McGilvery, who could get from 10 years to as much as life in prison after pleading guilty to conspiracy to distribute heroin, is scheduled to be sentenced Thursday. Cook faces sentencing in February.
The presentence investigation report concerning Cook is under seal, but McDade explains his thinking in a Jan. 8 order, reports the Madison-St. Clair Record.
“The court may wish to consider whether an upward variance may be appropriate in this case. … Specifically, the defendant was a circuit court judge and presided over cases involving the very conduct for which he is now convicted," McDade wrote. "The potential impact of his conduct, in how it may have affected trials he presided over and sentences he imposed while addicted to illegal substances, are immeasurable yet cannot be ignored. In addition, based on his position in the community, his actions erode public confidence in the judicial system.”
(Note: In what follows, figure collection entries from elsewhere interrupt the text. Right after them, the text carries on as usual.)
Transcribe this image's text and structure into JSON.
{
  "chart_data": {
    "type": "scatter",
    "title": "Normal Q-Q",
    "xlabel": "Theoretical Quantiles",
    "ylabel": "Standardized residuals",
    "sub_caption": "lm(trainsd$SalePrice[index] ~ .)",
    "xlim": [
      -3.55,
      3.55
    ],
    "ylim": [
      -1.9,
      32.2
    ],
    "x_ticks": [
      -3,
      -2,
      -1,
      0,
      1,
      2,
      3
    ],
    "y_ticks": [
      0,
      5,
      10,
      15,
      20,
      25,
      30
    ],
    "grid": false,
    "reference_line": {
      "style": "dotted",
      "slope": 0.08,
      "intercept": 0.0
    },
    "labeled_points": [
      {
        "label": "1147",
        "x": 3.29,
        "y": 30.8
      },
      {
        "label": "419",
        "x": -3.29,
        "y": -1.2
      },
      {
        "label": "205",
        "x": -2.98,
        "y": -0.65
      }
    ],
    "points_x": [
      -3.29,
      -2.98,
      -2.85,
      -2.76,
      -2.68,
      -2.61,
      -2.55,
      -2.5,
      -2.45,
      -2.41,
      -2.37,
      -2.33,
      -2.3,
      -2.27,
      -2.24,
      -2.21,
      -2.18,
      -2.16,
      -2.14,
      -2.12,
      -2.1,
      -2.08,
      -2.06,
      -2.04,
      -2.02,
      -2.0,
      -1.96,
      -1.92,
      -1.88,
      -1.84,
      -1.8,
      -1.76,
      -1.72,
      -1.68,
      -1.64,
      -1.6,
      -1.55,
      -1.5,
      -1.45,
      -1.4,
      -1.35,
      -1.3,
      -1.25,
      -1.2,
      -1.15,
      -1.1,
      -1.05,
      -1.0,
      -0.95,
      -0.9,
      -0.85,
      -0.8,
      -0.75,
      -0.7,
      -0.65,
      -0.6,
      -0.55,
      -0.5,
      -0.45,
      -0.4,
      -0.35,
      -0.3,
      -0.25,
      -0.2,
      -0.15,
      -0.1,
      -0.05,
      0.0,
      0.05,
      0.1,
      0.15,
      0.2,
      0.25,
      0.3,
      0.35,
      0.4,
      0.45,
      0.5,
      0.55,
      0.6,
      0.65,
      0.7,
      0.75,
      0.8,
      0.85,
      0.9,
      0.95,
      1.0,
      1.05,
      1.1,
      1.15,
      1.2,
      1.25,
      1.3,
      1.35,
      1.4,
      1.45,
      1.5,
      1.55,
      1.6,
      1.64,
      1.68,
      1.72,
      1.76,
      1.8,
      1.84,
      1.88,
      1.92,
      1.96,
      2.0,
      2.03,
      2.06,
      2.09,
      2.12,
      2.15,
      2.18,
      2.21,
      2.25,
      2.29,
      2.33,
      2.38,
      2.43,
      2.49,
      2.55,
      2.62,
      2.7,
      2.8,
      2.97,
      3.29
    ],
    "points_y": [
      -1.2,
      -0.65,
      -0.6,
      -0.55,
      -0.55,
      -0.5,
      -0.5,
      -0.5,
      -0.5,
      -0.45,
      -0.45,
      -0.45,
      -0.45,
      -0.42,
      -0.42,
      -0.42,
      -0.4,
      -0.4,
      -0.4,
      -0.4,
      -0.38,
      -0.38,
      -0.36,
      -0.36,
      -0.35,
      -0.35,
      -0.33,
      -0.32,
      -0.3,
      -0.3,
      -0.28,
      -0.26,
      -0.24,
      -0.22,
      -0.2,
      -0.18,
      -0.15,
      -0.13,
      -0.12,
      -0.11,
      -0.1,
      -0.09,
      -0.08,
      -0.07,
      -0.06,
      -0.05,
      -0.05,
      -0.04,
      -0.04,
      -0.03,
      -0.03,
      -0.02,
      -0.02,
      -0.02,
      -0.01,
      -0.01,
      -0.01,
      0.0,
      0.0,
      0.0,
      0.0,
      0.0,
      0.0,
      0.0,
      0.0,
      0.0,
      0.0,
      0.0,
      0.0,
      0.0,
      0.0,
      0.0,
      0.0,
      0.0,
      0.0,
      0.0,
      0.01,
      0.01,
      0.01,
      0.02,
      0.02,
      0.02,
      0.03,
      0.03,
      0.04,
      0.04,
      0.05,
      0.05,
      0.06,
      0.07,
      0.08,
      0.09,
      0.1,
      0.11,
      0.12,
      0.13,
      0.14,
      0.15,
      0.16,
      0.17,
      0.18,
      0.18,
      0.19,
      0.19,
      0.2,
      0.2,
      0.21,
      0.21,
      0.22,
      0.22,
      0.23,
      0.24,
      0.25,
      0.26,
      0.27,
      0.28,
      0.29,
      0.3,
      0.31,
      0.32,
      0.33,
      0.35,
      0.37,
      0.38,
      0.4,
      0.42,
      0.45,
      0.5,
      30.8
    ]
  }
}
McGilvery is a former legal client of Cook's, and admittedly sold the judge heroin "almost daily," the News-Democrat reported.
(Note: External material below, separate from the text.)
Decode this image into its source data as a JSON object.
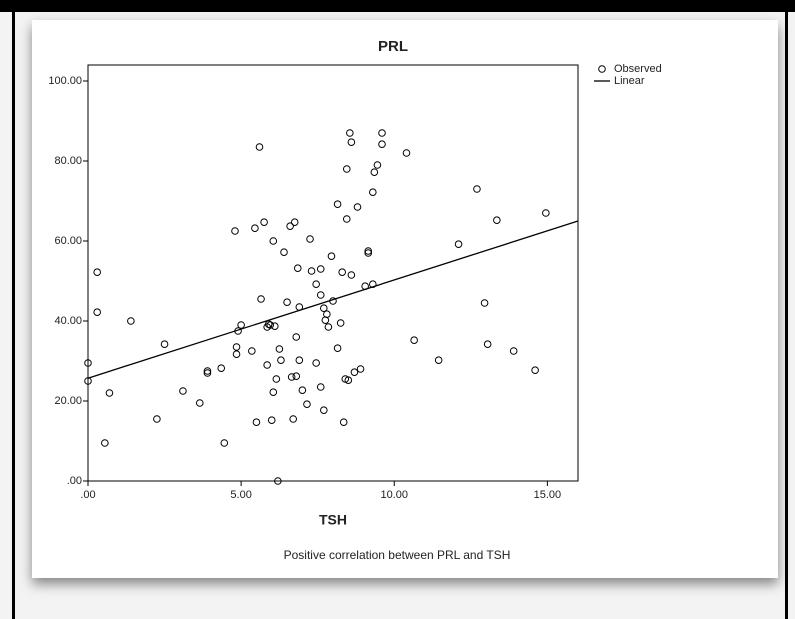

Recently unsealed FBI agent court affidavits allege, based on information from unidentified informants, that Cook, who assumed the bench in 2007 and routinely presided over drug cases, himself used drugs on hundreds of occasions. One identified defendant, Justin D. Cahill, told the feds he expected to get less time for a felony driving-under-the-influence case (Cahill's fourth such case) because he supplied OxyContin pills to Cook, another News-Democrat article reported earlier this month.
Cahill was sentenced by Cook to three months in jail and probation. Cook's lead lawyer, J. William Lucco of Edwardsville, did not respond to the newspaper's request for comment.
Another downstate Illinois judge, Joe Christ, died of cocaine toxicity last year at a hunting cabin owned by Cook's parents.